Late-breaking news: I just had my annual review as a surprise (!!!) meeting today. It got scheduled this afternoon and the location was my (new-ish) boss’s boss’s office.
Cue the panic attack. You don’t have a sudden review in your boss’s boss’s office unless something is terribly wrong, ya know? And I was trying to play those tricks to look on scheduling calendars to see if HR was going to be in a meeting at the same time!
See where I’m going with this?
But honestly, I was moved into this somewhat different role right as I was starting chemo. I’m not using that as an excuse, but I haven’t been on my game. And my new boss (and former peer) kind of blasted her way into her role, pushing me to do what I thought I was supposed to do. I didn’t even have a job description! Again, not an excuse - I should have asked for one at the get-go.
I realize I never gave her a name for PB purposes. I don’t feel like giving her a name. And don’t get me wrong, she’s a pretty wonderful person and it’s not her fault for my handicaps, but yeah.
Bottom line, weird dynamic since Day 1. Plus CANCER.

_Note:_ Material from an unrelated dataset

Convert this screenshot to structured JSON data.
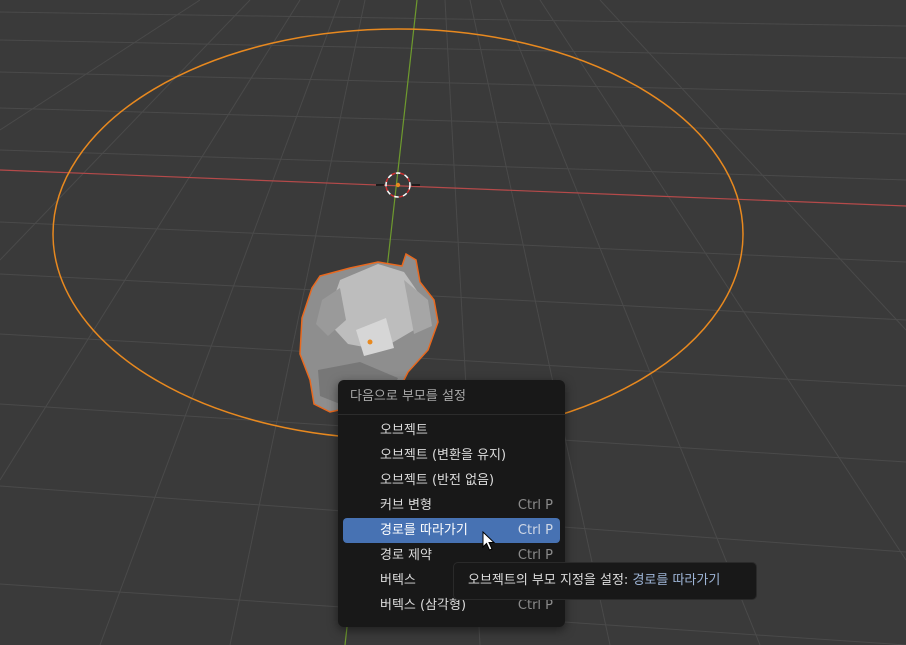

Other bottom line, I need “improvement”. Really?
At my core I am a fashion designer and product developer. My role changed to senior brand manager and I keep being pushed into a different space. Boss and Boss’s Boss kept telling me that they don’t want to see me doing the things that I excel in. They TOLD me this!
I get it. That’s the job. It’s the role in which I was placed because they need someone for this role. But I’m not a very good fit for this particular job description.
I needed this job for the medical insurance and it was good to have this as a safety net. Oh, and the salary. But I keep banging my head against the wall with this job.
It’s funny, earlier today I just happened to have a lunch meeting with my financial advisor. Do you know what my FA was talking with me about? ?
RETIREMENT. As in, possibly soon.
We are going to do a cost/benefit analysis. He planted some amazing seeds that I need to think about. He even said that there could be an opportunity for me to retire just for a few years and then come back into the workforce if I wanted.
But the bottom line is that I need to think about doing what I love and the next phase of my life. It may not be full-on retirement, but it damn well better be something I’m passionate about!